Les vraies questions, au contraire, se posent en termes marxistes : c’est le problème des exploiteurs et des exploités, et c’est de cette opposition que devrait s’occuper en priorité le politique ; car en effet, il n’y a que le politique qui puisse influencer ce débat (l’Etat est le seul outil disponible pour réduire les inégalités sociales). C’est pour cette raison que chaque citoyen devrait débattre, voter, s’engager dans sa vie et en politique (pas besoin d’être un élu). Parce que la réponse à nos problèmes n’est pas moins d’état, mais plus d’état (qu’il soit national ou international, pourvu qu’il soit juste).

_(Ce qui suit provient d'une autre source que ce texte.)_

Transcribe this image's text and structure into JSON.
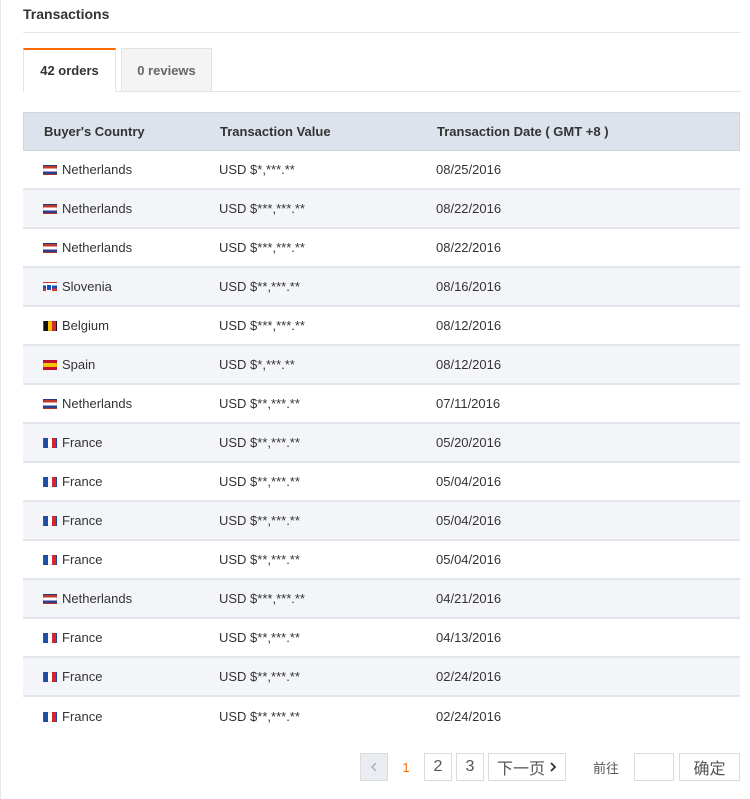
{
  "section": {
    "title": "Transactions"
  },
  "tabs": [
    {
      "label": "42 orders",
      "active": true
    },
    {
      "label": "0 reviews",
      "active": false
    }
  ],
  "table": {
    "headers": [
      "Buyer's Country",
      "Transaction Value",
      "Transaction Date ( GMT +8 )"
    ],
    "rows": [
      {
        "flag": "nl-flag-icon",
        "country": "Netherlands",
        "value": "USD $*,***.**",
        "date": "08/25/2016"
      },
      {
        "flag": "nl-flag-icon",
        "country": "Netherlands",
        "value": "USD $***,***.**",
        "date": "08/22/2016"
      },
      {
        "flag": "nl-flag-icon",
        "country": "Netherlands",
        "value": "USD $***,***.**",
        "date": "08/22/2016"
      },
      {
        "flag": "si-flag-icon",
        "country": "Slovenia",
        "value": "USD $**,***.**",
        "date": "08/16/2016"
      },
      {
        "flag": "be-flag-icon",
        "country": "Belgium",
        "value": "USD $***,***.**",
        "date": "08/12/2016"
      },
      {
        "flag": "es-flag-icon",
        "country": "Spain",
        "value": "USD $*,***.**",
        "date": "08/12/2016"
      },
      {
        "flag": "nl-flag-icon",
        "country": "Netherlands",
        "value": "USD $**,***.**",
        "date": "07/11/2016"
      },
      {
        "flag": "fr-flag-icon",
        "country": "France",
        "value": "USD $**,***.**",
        "date": "05/20/2016"
      },
      {
        "flag": "fr-flag-icon",
        "country": "France",
        "value": "USD $**,***.**",
        "date": "05/04/2016"
      },
      {
        "flag": "fr-flag-icon",
        "country": "France",
        "value": "USD $**,***.**",
        "date": "05/04/2016"
      },
      {
        "flag": "fr-flag-icon",
        "country": "France",
        "value": "USD $**,***.**",
        "date": "05/04/2016"
      },
      {
        "flag": "nl-flag-icon",
        "country": "Netherlands",
        "value": "USD $***,***.**",
        "date": "04/21/2016"
      },
      {
        "flag": "fr-flag-icon",
        "country": "France",
        "value": "USD $**,***.**",
        "date": "04/13/2016"
      },
      {
        "flag": "fr-flag-icon",
        "country": "France",
        "value": "USD $**,***.**",
        "date": "02/24/2016"
      },
      {
        "flag": "fr-flag-icon",
        "country": "France",
        "value": "USD $**,***.**",
        "date": "02/24/2016"
      }
    ]
  },
  "pagination": {
    "prev_icon": "chevron-left-icon",
    "pages": [
      "1",
      "2",
      "3"
    ],
    "current": "1",
    "next_label": "下一页",
    "next_icon": "chevron-right-icon",
    "goto_label": "前往",
    "goto_value": "",
    "confirm_label": "确定"
  },
  "colors": {
    "accent": "#ff6a00",
    "header_bg": "#dde3ec",
    "alt_row": "#f3f5f9"
  }
}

Il est évident qu’il faut trouver une manière de gérer notre société qui soit plus équitable, plus juste et plus humaine, que ce soit au niveau des sociales (entreprises) ou sociétal  ; et nous devons tout faire pour favoriser l’apparition de ce nouvel idéal. Mais, justement, que pouvons nous faire si ce n’est voter ou s’engager dans la vie de tous les jours (dans le cas social, en créant une entreprise soumises à des critères éthiques strictes ou en refusant de travailler pour des entreprises méprisables)?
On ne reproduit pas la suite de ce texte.